Brian McFarlane,
An Autobiography of British Cinema
Methuen, 1997
ISBN 0 413 70520 X
656 pp
A$39.95 (paper)
(Review copy supplied by Random House)
Uploaded 12 November 1999
This book is an invaluable resource for British film historians. Brian McFarlane has marshalled a phenomenal amount of material and has produced a mammoth tome which will function both as a key work of reference and as a stimulus to other researchers. It is based on, but far surpasses, his earlier Sixty Voices, which contained sixty interviews with directors and stars. An Autobiography of British Cinema contains nearly 200 original interviews, and (very valuably) McFarlane has also included credit lists and brief analyses of figures like Alexander Korda who were of great importance but whose deaths precluded them from interview. The credit lists attached to each interview or article are very full and carefully researched, and the stills have been selected with an eye to aesthetic pleasure and surprise; they are rarely predictable.
Of course, some purists find the whole enterprise of oral history a suspect one, and they are deeply suspicious of the status of the interview as historical evidence.
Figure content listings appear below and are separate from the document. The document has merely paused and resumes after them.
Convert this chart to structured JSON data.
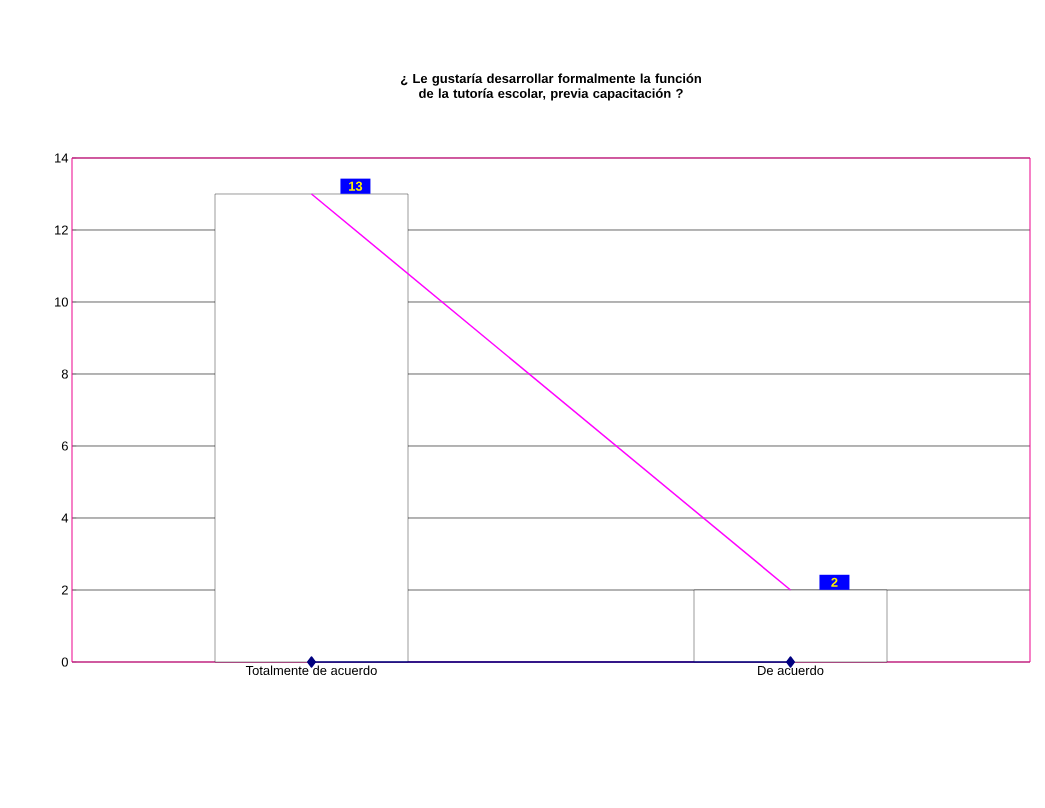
{
  "chart_data": {
    "type": "bar",
    "title": "¿ Le gustaría desarrollar formalmente la función de la tutoría escolar, previa capacitación ?",
    "categories": [
      "Totalmente de acuerdo",
      "De acuerdo"
    ],
    "series": [
      {
        "color": "#ffffff",
        "values": [
          13,
          2
        ],
        "value_labels": [
          "13",
          "2"
        ]
      },
      {
        "type": "line",
        "color": "#ff00ff",
        "marker": "none",
        "values": [
          13,
          2
        ]
      },
      {
        "type": "line",
        "color": "#000080",
        "marker": "diamond",
        "values": [
          0,
          0
        ]
      }
    ],
    "ylim": [
      0,
      14
    ],
    "yticks": [
      0,
      2,
      4,
      6,
      8,
      10,
      12,
      14
    ],
    "grid": "y"
  }
}
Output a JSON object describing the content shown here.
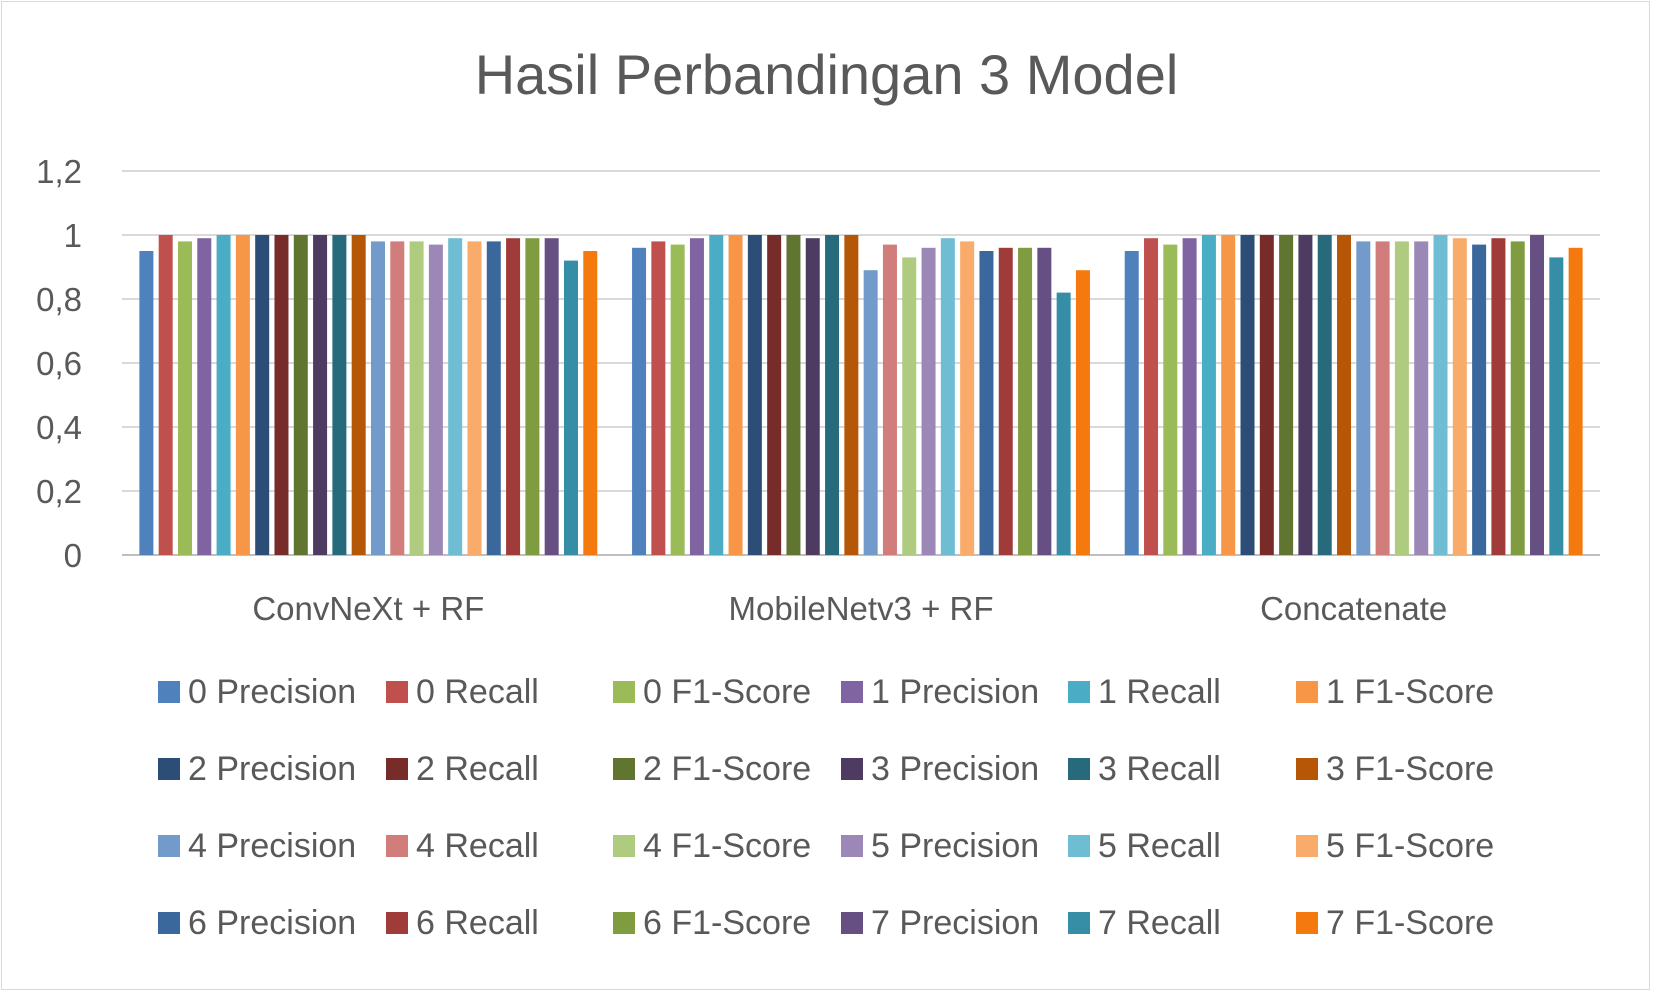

To be sure, some caution is necessary in interpreting oral evidence, and it can never operate as the determinant in the last instance when we want to assess the significance of a film, a director or an historical moment. Too often a star will give an overweening interpretation of their own input (the interview with Stewart Grainger here is a good example) and interviewees are not always reliable in their witness. But often the “authorial thumb in the pan”, as D.H. Lawrence puts it, can give quite a new slant or a fresh insight onto the intentions behind a text or a performance. It is the contrast between the artistic intentions and the actual achievements within the film which is so fascinating for critics, since the history of film (like so many other cultural histories) is made up of as many honourable failures as successes.
On the whole, however, McFarlane has avoided most if not all of the pitfalls. He has treated his interviewees with great tact and he has researched their work in an indefatigible manner. He has unearthed actors and technicians whom one had thought vanished for years (how long people live, especially the women!) and his persistence has been gratifyingly rewarded. Overall, this is a book which all historians of British cinema will need to use at some time. It is a great scholarly achievement.